SELECT FARM_FINGERPRINT( CONCAT(station,CAST(date AS STRING)) ) group_id, 'Entity1S' data_name, date start_time, entity.name data_value FROM `gdelt-bq.gdeltv2.vgeg_iatv`, UNNEST(entities) entity
SELECT FARM_FINGERPRINT( CONCAT(station,CAST(date AS STRING)) ) group_id, 'Entity5S' data_name, date start_time, entity.name data_value FROM `gdelt-bq.gdeltv2.vgeg_iatv`, UNNEST(entities) entity WHERE entity.numSeconds >= 5
SELECT FARM_FINGERPRINT( CONCAT(station,CAST(date AS STRING)) ) group_id, 'Entity10S' data_name, date start_time, entity.name data_value FROM `gdelt-bq.gdeltv2.vgeg_iatv`, UNNEST(entities) entity WHERE entity.numSeconds >= 10
SELECT FARM_FINGERPRINT( CONCAT(station,CAST(date AS STRING)) ) group_id, 'Entity30S' data_name, date start_time, entity.name data_value FROM `gdelt-bq.gdeltv2.vgeg_iatv`, UNNEST(entities) entity WHERE entity.numSeconds >= 30
SELECT FARM_FINGERPRINT( CONCAT(station,CAST(date AS STRING)) ) group_id, 'Entity50S' data_name, date start_time, entity.name data_value FROM `gdelt-bq.gdeltv2.vgeg_iatv`, UNNEST(entities) entity WHERE entity.numSeconds >= 50

Next we compile a list of the fields in our new temporary table.

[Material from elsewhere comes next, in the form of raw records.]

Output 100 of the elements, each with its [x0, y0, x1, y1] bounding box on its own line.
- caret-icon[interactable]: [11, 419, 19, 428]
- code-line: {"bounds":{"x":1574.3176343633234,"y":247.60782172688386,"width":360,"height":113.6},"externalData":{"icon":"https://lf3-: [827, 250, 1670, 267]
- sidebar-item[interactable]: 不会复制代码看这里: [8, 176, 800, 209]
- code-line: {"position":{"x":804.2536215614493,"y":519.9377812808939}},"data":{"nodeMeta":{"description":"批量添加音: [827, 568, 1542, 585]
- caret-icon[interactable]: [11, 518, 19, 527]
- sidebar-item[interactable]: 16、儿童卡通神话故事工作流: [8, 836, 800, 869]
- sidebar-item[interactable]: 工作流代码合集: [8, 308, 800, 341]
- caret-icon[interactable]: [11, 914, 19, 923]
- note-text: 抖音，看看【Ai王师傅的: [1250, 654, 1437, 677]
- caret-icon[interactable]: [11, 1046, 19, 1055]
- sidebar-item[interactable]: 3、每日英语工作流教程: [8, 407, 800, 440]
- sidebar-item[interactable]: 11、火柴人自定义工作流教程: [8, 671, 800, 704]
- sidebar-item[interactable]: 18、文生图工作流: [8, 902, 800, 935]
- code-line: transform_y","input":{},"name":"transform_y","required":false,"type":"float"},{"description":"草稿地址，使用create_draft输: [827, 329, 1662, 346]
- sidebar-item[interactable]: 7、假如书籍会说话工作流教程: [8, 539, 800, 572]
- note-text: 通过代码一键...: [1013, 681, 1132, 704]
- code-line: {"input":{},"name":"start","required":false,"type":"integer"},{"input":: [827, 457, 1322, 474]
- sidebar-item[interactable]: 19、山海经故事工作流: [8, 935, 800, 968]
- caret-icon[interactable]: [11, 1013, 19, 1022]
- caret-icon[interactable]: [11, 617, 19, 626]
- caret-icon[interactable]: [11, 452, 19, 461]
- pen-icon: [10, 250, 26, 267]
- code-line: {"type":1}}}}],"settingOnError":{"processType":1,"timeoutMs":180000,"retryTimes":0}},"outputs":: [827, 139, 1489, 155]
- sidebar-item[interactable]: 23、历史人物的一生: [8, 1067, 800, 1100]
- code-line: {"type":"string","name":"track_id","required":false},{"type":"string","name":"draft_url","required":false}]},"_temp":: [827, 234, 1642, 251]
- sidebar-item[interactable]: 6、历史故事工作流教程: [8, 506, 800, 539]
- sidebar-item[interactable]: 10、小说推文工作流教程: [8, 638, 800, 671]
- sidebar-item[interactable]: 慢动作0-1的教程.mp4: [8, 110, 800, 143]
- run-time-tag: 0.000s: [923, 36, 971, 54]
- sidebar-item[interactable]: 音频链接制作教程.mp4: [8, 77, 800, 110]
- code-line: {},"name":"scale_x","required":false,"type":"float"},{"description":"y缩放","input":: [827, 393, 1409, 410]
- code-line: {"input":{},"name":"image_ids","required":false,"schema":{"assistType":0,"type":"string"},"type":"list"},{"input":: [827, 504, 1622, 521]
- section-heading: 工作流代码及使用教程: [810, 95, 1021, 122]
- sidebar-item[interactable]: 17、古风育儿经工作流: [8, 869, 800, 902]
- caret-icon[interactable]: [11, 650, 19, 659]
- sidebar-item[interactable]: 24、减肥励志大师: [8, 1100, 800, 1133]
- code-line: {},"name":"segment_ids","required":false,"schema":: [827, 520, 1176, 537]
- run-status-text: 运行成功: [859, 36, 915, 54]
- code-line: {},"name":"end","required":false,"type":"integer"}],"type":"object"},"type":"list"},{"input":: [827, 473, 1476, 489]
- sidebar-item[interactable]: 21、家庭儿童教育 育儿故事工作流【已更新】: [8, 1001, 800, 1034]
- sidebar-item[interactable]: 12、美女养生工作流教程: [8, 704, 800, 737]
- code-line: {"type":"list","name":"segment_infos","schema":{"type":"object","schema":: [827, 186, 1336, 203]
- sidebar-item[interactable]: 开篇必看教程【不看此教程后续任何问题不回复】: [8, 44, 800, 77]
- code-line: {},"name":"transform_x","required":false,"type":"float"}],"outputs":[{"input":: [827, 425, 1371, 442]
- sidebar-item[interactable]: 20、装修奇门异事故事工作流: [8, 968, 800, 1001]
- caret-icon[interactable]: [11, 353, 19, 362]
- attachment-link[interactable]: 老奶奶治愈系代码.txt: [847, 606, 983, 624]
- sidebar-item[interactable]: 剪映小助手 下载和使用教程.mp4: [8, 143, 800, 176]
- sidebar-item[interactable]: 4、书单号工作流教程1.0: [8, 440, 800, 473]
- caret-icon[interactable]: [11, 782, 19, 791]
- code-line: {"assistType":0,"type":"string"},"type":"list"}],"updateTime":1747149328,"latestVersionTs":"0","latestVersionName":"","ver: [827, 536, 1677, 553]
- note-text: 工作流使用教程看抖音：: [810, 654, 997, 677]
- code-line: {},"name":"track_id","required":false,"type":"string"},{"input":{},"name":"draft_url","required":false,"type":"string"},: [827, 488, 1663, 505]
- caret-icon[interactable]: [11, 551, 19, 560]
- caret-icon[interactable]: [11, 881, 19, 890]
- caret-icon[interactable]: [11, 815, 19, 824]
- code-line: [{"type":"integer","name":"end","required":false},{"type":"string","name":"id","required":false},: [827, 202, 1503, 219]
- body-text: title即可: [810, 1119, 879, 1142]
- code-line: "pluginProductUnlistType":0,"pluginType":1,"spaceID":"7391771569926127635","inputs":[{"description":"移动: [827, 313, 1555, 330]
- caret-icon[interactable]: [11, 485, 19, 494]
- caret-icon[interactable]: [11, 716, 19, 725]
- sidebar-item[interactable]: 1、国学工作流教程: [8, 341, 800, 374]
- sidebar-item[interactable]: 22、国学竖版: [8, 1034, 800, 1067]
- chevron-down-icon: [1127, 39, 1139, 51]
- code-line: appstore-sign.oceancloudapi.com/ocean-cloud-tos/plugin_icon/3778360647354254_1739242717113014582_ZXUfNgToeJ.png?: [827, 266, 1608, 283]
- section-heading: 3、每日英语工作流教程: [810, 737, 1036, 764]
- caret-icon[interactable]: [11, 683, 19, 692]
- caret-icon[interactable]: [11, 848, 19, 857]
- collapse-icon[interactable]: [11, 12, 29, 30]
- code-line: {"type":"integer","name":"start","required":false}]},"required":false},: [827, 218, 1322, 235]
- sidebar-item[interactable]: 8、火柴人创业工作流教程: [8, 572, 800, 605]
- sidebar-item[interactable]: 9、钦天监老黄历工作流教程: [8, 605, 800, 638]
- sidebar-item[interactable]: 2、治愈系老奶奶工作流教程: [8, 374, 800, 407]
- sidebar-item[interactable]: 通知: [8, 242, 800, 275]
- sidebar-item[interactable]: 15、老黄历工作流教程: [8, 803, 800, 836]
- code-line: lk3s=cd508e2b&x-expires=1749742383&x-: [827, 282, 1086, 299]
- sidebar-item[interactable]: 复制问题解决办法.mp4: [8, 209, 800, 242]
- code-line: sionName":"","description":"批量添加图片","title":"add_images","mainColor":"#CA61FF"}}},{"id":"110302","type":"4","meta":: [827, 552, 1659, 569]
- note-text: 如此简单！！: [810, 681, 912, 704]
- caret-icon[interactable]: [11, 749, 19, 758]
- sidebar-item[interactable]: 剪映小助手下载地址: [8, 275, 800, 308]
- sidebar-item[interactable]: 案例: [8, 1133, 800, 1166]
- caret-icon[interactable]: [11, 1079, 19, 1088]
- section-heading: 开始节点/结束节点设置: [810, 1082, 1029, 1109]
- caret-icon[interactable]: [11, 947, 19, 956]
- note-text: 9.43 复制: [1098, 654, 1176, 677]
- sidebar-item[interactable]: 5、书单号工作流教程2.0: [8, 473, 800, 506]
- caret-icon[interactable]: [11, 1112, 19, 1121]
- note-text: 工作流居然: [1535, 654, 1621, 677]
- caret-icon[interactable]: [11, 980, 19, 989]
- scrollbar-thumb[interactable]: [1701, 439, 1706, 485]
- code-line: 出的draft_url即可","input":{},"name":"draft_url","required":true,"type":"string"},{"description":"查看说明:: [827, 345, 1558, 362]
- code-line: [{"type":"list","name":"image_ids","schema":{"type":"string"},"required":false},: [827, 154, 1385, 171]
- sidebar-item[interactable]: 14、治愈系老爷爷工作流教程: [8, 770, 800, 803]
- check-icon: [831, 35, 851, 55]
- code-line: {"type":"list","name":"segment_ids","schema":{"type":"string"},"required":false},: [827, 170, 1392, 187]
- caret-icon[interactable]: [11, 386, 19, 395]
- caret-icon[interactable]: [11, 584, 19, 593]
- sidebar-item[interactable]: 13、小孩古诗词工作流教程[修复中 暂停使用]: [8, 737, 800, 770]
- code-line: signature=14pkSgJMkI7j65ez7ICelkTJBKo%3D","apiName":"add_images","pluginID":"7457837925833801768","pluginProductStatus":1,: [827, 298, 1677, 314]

SELECT data_name, count(1) cnt FROM `[YOURTEMPBIGQUERYTABLE]` group by data_name order by data_name asc

And instruct the Cloud Inference API to load the dataset from BigQuery.

curl -s -H "Content-Type: application/json" -H "Authorization: Bearer $(gcloud auth print-access-token)" https://infer.googleapis.com/v1/projects/[YOURPROJECTID]/datasets -d '{
  "name":"gdeltbq_vgegiatv_v1",
  "data_names": [
    "Entity1S",
    "Entity5S",
    "Entity10S",
    "Entity30S",
    "Entity50S",
    "Station",
    "ShowName"
  ],
  "data_sources": [
    { "uri":"[YOURTEMPBIGQUERYTABLE]" },
  ]
}'

And check on its load status.

curl -s -H "Content-Type: application/json" -H "Authorization: Bearer $(gcloud auth application-default print-access-token)" https://infer.googleapis.com/v1/projects/[YOURPROJECTID]/datasets

Next we determine the start and stop dates of the dataset from our temporary BigQuery table.

SELECT min(start_time),max(start_time) FROM `[YOURTEMPBIGQUERYTABLE]`

Now download the PERL script and JSON query template and modify the JSON query file to include your GCP Project ID and change the two references to the Cloud Inference API table to the one you created above.

Then, run the PERL scripts that call the Inference API for each day.

time ./infer_run_day.pl 20100715 20191130 Entity1S VGEG-TVIA-1SECOND.TXT
time ./infer_run_day.pl 20100715 20191130 Entity5S VGEG-TVIA-5SECOND.TXT
time ./infer_run_day.pl 20100715 20191130 Entity10S VGEG-TVIA-10SECOND.TXT
time ./infer_run_day.pl 20100715 20191130 Entity30S VGEG-TVIA-30SECOND.TXT
time ./infer_run_day.pl 20100715 20191130 Entity50S VGEG-TVIA-50SECOND.TXT

Internally, the PERL script is about as simple as it gets, since the Inference API does all of the actual work! The PERL script's job is simply to cycle through the days between the start and end dates and issue TED queries for each to the Inference API. It is the Inference API that, in the space of a fraction of second, examines the enormous archive of the visual labels describing a decade of television news coverage and determines the ones that are most significant to the given day.